I've done more reading about sociopaths and it would seem that my son pretty much fits all the criteria which is sad but helpful for me. I can stop expecting him to ever behave like a normal human being. He operates without empathy or remorse and I will stop expecting that. He doesn't follow rules, not even court ordered rules and that's not going to change either. He always manipulates and will use whatever is at hand to manipulate people with. Children are not loved for themselves but rather because they are possesions. Knowing this makes it easier for me to be a hardass with him. He won't love me less, he can't really love anyone and it's not my fault. He is what he is and that won't change. It's sad but it's also true.
The honeymoon with his wife is also over. He's been abusing her and they've split up mutiple times but she's having a hard time getting rid of him. Lies, charm and promises. He needs a wife and a house to succeed in court so he will hang onto his wife as long as is possible. I feel so bad for her but she is an adult and chose him.
And so life goes on. I'm in the middle of painting and setting up a sewing room for quilting downstairs in the basement which we never use, partly because I'm bored and partly because it will be nice to set up my sewing machine and not have to put everything away when we have a meal in the dining room.

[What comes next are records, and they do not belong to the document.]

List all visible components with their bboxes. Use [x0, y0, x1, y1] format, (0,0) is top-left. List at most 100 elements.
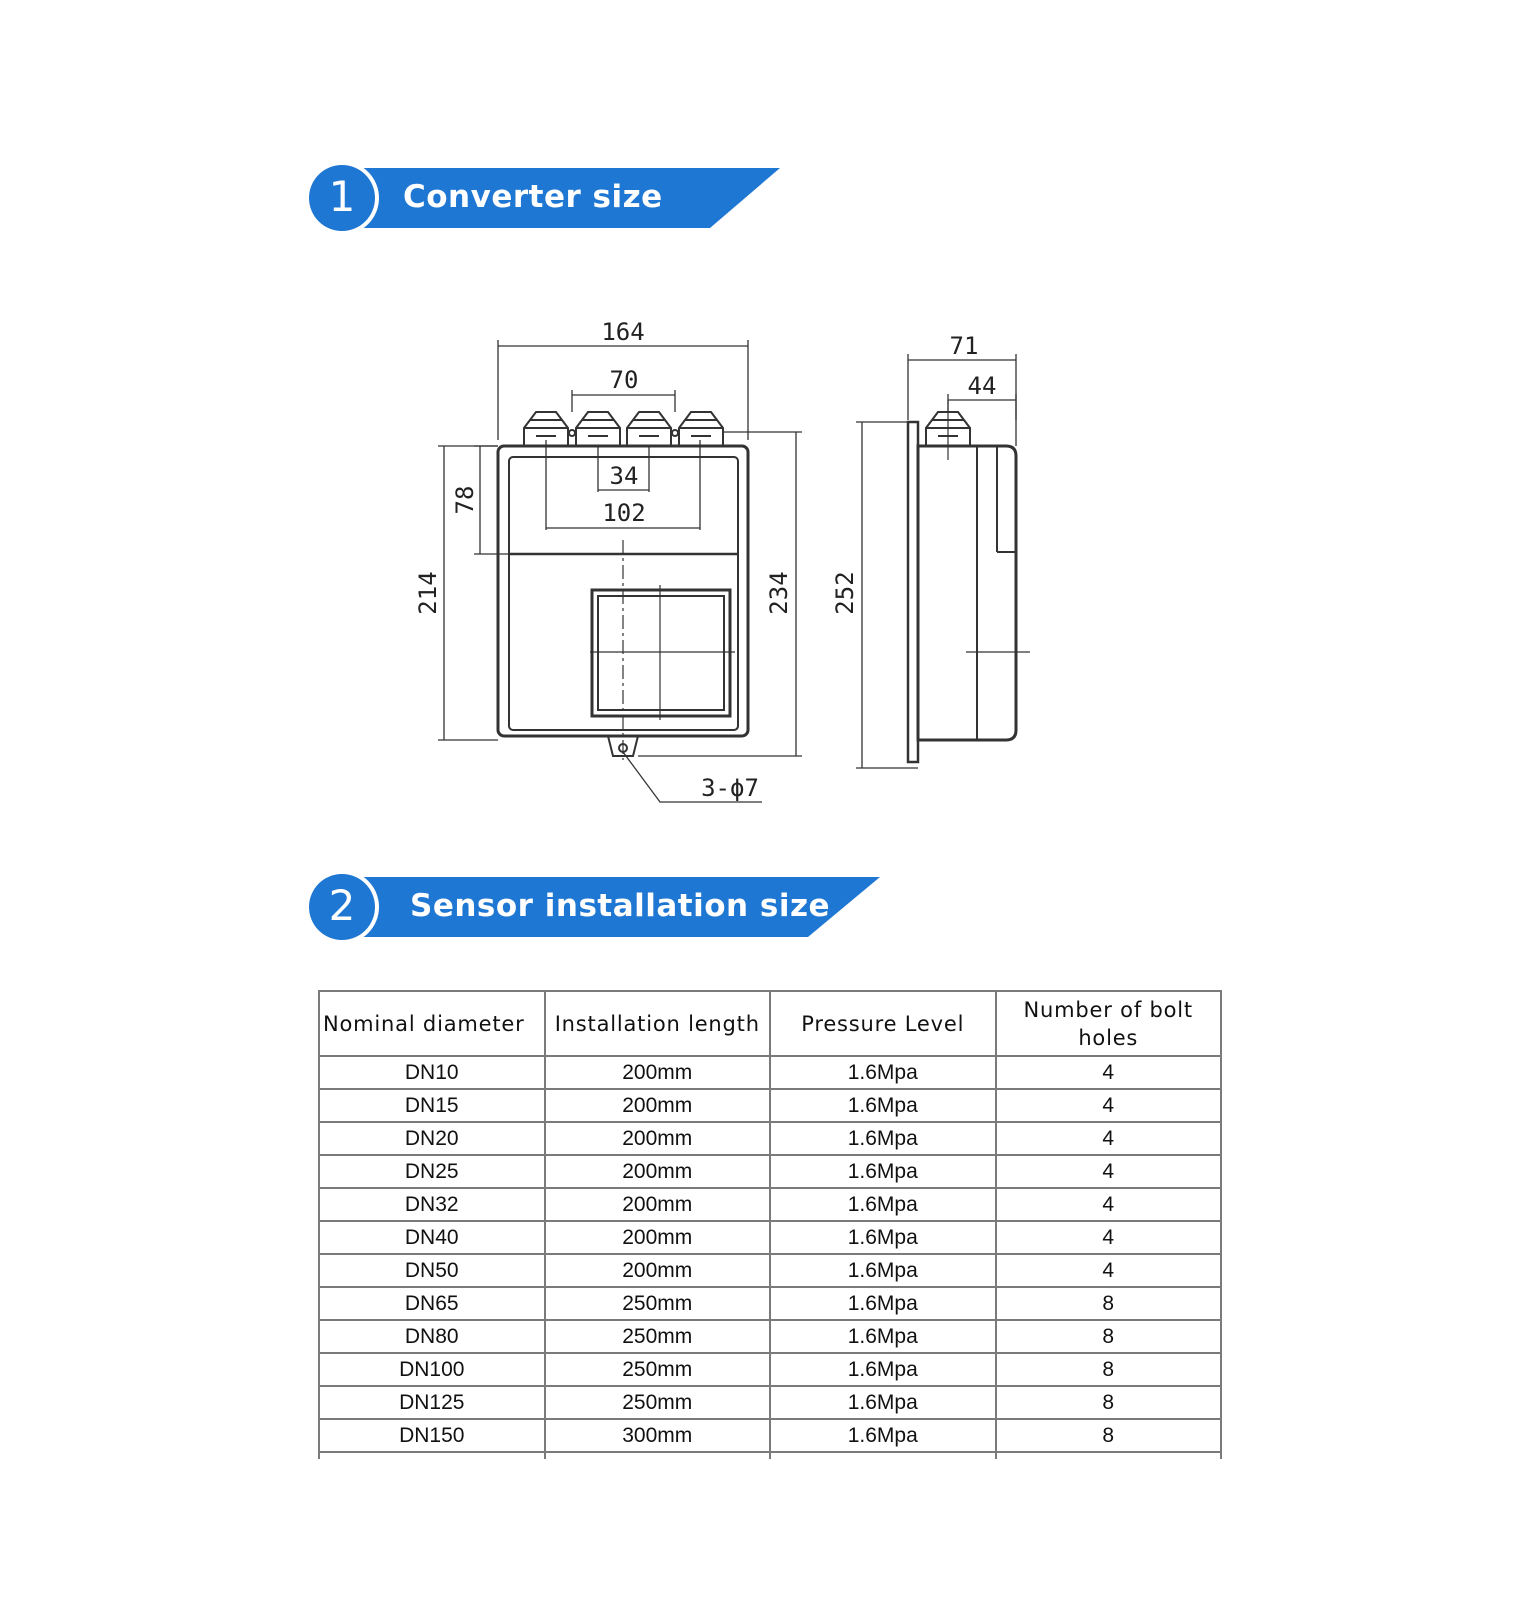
dim-label-mount-holes: 3-ϕ7 — [701, 774, 759, 802]
cell-pressure-level: 1.6Mpa — [769, 1385, 997, 1420]
banner-ribbon — [348, 877, 880, 937]
section-number: 2 — [328, 881, 356, 930]
table-cell-empty — [318, 1451, 546, 1459]
cell-installation-length: 250mm — [543, 1286, 771, 1321]
dim-label-34: 34 — [610, 462, 639, 490]
header-pressure-level: Pressure Level — [769, 990, 997, 1057]
cell-installation-length: 200mm — [543, 1220, 771, 1255]
cell-installation-length: 200mm — [543, 1253, 771, 1288]
dim-102-lines — [545, 440, 701, 530]
cell-bolt-holes: 4 — [994, 1055, 1222, 1090]
cable-glands — [523, 411, 724, 446]
dim-252-lines — [856, 421, 918, 769]
sensor-installation-table: Nominal diameter Installation length Pre… — [318, 990, 1222, 1459]
cell-pressure-level: 1.6Mpa — [769, 1220, 997, 1255]
cell-nominal-diameter: DN10 — [318, 1055, 546, 1090]
side-view — [856, 354, 1030, 769]
dim-label-78: 78 — [451, 486, 479, 515]
section-banner-converter-size: 1 Converter size — [308, 164, 788, 234]
dim-label-252: 252 — [831, 571, 859, 614]
cell-installation-length: 250mm — [543, 1319, 771, 1354]
cell-pressure-level: 1.6Mpa — [769, 1253, 997, 1288]
cell-pressure-level: 1.6Mpa — [769, 1286, 997, 1321]
cell-nominal-diameter: DN65 — [318, 1286, 546, 1321]
dim-label-214: 214 — [414, 571, 442, 614]
cell-bolt-holes: 8 — [994, 1286, 1222, 1321]
cell-nominal-diameter: DN15 — [318, 1088, 546, 1123]
mount-hole-leader — [622, 751, 762, 803]
cell-nominal-diameter: DN25 — [318, 1154, 546, 1189]
cable-gland — [626, 411, 672, 446]
cell-nominal-diameter: DN20 — [318, 1121, 546, 1156]
dim-234-lines — [638, 431, 802, 757]
cell-installation-length: 250mm — [543, 1352, 771, 1387]
cable-gland — [575, 411, 621, 446]
cell-pressure-level: 1.6Mpa — [769, 1154, 997, 1189]
cell-nominal-diameter: DN50 — [318, 1253, 546, 1288]
dim-label-70: 70 — [610, 366, 639, 394]
table-cell-empty — [769, 1451, 997, 1459]
cell-pressure-level: 1.6Mpa — [769, 1121, 997, 1156]
banner-shape — [308, 873, 880, 943]
cell-nominal-diameter: DN32 — [318, 1187, 546, 1222]
banner-shape — [308, 164, 780, 234]
cell-installation-length: 250mm — [543, 1385, 771, 1420]
table-header-row: Nominal diameter Installation length Pre… — [318, 990, 1222, 1057]
cell-bolt-holes: 8 — [994, 1418, 1222, 1453]
dim-label-44: 44 — [968, 372, 997, 400]
front-display-inner — [597, 595, 725, 711]
cell-nominal-diameter: DN150 — [318, 1418, 546, 1453]
dim-78-lines — [474, 445, 509, 555]
dim-label-102: 102 — [602, 499, 645, 527]
table-row-cut — [318, 1451, 1222, 1459]
cell-pressure-level: 1.6Mpa — [769, 1319, 997, 1354]
cell-pressure-level: 1.6Mpa — [769, 1352, 997, 1387]
cell-bolt-holes: 8 — [994, 1319, 1222, 1354]
dim-214-lines — [438, 445, 498, 741]
dim-label-234: 234 — [765, 571, 793, 614]
front-mount-tab — [607, 735, 639, 757]
cell-nominal-diameter: DN125 — [318, 1385, 546, 1420]
cell-pressure-level: 1.6Mpa — [769, 1055, 997, 1090]
banner-circle — [309, 165, 375, 231]
table-cell-empty — [994, 1451, 1222, 1459]
cell-bolt-holes: 4 — [994, 1220, 1222, 1255]
dim-44-lines — [947, 394, 1017, 420]
cell-pressure-level: 1.6Mpa — [769, 1187, 997, 1222]
cell-bolt-holes: 8 — [994, 1352, 1222, 1387]
cell-installation-length: 200mm — [543, 1154, 771, 1189]
cell-pressure-level: 1.6Mpa — [769, 1418, 997, 1453]
cell-installation-length: 300mm — [543, 1418, 771, 1453]
cell-installation-length: 200mm — [543, 1187, 771, 1222]
cell-bolt-holes: 4 — [994, 1121, 1222, 1156]
front-body-inner — [508, 456, 739, 731]
cell-bolt-holes: 4 — [994, 1154, 1222, 1189]
converter-dimension-drawing: 164 70 34 102 78 214 234 3-ϕ7 71 44 252 — [414, 318, 1030, 803]
cell-pressure-level: 1.6Mpa — [769, 1088, 997, 1123]
banner-ribbon — [348, 168, 780, 228]
cell-nominal-diameter: DN40 — [318, 1220, 546, 1255]
cell-installation-length: 200mm — [543, 1055, 771, 1090]
cell-bolt-holes: 4 — [994, 1088, 1222, 1123]
table-cell-empty — [543, 1451, 771, 1459]
cell-bolt-holes: 8 — [994, 1385, 1222, 1420]
section-title: Sensor installation size — [410, 888, 831, 924]
cell-installation-length: 200mm — [543, 1121, 771, 1156]
cell-nominal-diameter: DN100 — [318, 1352, 546, 1387]
cell-bolt-holes: 4 — [994, 1187, 1222, 1222]
header-installation-length: Installation length — [543, 990, 771, 1057]
front-display-window — [590, 588, 732, 718]
cable-gland — [678, 411, 724, 446]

I bought a cheap table and repainted it. I bought paint for the ceiling and walls as well and that will make the space bright and fresh. I have a radio down there and all will be well. My next quilt is a quilt for the little guy's bed. I've already started cutting it out and hope to get it done before he's sleeping in a bed.
And I'm kind of burned out, with work and with taking care of the little guy. I'll have to figure out how to do things differently because I can't carry on like this.